On Behalf of | Jun 26, 2020 | Business Litigation |

Breaking a contract can be risky. But the coronavirus is making it harder for some businesses to carry out their duties. Because of this, many businesses and their lawyers are looking for ways to break their agreement legally. Many could do so if Force Majure, or Act of God clauses are somewhere within their agreement.

These clauses can get parties out of a contract permanently or temporarily. Companies use Force Majure when supply chain disruptions or natural disasters halt business operations. But the coronavirus and its economic impact pose new difficulties. Some agreements say parties can withdraw from a contract for unforeseeable reasons such as:

  • Natural disasters
  • Wars
  • Government actions

Pandemics and epidemics count as unforeseeable reasons, but they’re not that common.
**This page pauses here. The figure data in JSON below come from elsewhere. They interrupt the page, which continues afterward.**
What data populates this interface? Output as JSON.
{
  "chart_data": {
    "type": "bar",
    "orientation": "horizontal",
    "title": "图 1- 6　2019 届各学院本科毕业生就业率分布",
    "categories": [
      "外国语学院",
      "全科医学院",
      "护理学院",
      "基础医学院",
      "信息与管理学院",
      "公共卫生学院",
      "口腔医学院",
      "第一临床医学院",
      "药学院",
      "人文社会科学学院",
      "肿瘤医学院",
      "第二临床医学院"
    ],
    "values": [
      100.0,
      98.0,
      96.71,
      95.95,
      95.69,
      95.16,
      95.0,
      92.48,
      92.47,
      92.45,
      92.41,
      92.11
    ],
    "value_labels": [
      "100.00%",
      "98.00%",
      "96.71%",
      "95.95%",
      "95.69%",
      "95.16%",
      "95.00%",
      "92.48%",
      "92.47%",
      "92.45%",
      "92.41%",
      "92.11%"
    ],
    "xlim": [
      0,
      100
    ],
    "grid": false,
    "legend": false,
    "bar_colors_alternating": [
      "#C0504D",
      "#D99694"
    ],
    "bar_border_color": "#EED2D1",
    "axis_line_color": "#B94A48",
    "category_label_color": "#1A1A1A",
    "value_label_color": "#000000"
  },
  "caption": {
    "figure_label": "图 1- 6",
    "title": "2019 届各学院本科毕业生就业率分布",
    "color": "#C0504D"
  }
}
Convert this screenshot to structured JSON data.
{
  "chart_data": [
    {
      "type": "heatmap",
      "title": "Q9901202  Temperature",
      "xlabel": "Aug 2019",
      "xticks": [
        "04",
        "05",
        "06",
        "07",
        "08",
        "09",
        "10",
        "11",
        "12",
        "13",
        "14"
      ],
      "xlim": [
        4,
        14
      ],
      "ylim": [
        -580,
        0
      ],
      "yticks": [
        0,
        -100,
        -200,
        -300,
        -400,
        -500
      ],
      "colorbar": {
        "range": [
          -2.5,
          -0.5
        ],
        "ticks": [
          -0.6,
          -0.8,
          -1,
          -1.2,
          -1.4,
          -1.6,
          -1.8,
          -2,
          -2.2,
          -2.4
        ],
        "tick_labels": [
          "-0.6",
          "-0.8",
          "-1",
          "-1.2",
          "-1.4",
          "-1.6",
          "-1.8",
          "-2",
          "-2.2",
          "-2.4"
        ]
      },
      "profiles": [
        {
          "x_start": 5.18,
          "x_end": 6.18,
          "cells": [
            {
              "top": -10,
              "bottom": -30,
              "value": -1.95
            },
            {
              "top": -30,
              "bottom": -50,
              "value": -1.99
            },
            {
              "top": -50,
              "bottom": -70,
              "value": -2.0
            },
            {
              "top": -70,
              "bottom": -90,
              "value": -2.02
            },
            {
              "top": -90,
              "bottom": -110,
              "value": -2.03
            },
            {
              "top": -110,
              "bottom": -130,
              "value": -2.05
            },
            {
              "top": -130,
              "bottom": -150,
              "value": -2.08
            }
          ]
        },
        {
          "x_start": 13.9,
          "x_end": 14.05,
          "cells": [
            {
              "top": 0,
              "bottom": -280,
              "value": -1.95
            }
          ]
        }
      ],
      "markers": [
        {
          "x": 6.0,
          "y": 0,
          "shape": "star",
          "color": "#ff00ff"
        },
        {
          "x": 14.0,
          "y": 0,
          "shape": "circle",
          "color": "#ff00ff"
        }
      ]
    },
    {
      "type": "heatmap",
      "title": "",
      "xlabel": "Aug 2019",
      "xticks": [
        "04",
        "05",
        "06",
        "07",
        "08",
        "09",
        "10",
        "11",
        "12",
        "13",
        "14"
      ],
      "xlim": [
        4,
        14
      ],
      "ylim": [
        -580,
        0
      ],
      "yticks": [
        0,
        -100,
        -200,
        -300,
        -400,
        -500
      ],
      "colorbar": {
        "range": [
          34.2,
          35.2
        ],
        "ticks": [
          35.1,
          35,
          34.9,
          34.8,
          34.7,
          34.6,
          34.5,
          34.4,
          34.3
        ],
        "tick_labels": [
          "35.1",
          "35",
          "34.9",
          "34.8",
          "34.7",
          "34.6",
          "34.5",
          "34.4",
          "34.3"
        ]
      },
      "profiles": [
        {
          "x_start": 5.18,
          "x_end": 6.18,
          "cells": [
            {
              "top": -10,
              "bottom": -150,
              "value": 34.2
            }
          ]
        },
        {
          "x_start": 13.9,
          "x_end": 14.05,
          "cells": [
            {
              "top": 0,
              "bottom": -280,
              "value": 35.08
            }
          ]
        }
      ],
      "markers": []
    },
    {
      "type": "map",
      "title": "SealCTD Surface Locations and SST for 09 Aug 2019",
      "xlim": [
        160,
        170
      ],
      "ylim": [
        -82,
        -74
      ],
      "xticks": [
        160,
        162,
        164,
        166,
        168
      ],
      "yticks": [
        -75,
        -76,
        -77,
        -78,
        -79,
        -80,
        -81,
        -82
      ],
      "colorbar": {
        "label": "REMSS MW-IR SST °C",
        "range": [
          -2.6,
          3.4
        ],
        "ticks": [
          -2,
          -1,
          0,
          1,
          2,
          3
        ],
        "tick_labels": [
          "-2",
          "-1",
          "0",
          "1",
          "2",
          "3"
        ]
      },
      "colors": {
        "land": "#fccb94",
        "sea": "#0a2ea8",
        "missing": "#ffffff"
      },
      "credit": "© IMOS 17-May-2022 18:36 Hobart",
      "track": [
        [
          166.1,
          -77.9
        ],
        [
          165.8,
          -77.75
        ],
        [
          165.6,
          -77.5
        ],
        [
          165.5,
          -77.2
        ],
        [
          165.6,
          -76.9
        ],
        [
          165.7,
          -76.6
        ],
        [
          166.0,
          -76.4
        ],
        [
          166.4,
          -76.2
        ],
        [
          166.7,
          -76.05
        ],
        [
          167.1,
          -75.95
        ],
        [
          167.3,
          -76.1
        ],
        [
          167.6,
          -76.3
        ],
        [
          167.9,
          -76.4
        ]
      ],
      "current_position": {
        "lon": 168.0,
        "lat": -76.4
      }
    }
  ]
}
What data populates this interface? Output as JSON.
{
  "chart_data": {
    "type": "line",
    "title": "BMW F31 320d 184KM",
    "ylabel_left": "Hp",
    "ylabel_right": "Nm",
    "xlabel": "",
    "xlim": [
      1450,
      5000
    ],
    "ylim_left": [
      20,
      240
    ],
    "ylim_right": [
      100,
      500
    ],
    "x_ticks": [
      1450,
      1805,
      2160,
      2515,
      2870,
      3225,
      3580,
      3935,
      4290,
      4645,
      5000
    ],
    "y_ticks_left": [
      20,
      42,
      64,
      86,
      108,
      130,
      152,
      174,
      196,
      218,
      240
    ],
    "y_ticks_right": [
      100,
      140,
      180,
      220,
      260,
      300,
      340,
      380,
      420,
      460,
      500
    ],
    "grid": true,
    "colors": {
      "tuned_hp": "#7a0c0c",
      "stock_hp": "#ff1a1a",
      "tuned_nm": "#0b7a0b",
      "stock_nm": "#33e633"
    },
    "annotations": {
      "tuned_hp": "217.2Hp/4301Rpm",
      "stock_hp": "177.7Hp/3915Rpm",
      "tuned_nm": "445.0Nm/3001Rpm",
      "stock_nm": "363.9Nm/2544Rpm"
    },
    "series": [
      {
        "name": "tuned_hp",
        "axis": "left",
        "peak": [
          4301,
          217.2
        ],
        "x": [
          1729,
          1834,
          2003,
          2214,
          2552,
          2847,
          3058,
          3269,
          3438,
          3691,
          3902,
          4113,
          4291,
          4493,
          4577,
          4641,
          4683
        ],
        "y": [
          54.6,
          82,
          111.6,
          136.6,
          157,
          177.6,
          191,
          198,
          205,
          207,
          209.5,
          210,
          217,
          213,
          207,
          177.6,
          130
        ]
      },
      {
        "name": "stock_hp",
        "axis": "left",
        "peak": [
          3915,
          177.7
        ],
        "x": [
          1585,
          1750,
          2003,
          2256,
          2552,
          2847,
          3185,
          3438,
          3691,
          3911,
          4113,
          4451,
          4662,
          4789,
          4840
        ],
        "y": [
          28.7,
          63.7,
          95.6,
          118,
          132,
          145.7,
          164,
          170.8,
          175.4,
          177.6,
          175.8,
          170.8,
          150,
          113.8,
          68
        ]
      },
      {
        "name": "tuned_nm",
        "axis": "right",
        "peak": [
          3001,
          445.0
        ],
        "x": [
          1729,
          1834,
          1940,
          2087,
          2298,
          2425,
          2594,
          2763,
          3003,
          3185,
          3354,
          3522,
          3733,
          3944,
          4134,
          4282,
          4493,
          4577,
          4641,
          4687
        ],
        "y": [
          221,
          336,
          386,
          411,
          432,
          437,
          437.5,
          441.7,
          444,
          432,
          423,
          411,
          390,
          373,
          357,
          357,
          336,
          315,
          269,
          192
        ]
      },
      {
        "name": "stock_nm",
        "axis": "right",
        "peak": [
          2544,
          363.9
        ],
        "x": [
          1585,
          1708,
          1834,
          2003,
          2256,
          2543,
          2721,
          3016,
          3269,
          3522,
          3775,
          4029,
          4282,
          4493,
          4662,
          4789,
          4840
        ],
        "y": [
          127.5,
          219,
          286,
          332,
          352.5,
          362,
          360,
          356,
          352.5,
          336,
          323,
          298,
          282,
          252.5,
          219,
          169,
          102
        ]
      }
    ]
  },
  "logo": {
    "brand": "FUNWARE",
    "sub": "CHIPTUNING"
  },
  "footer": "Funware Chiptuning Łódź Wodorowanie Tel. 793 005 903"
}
Businesses can use the pandemic to exit a contract by finding any “catch-all” provisions. These provisions are a portion of the contract that covers all possible disasters not explicitly stated in the agreement.

What if a contract doesn’t include Force Majure?

Even if a contract doesn’t have an Act of God clause, California businesses have some leeway. California’s civil code says it excuses failure to perform a contract if duties are prevented through “delayed or superhuman causes.”

Other jurisdictions may also approve contract withdraws if an event occurs that prevents the performance of a transaction.

Exiting contracts can be complicated

The coronavirus pandemic is changing the way America does business. And when companies can’t afford to fulfill the duties in their agreements, they need to find a way out. Luckily, they can do so with the help of a trusted legal partner.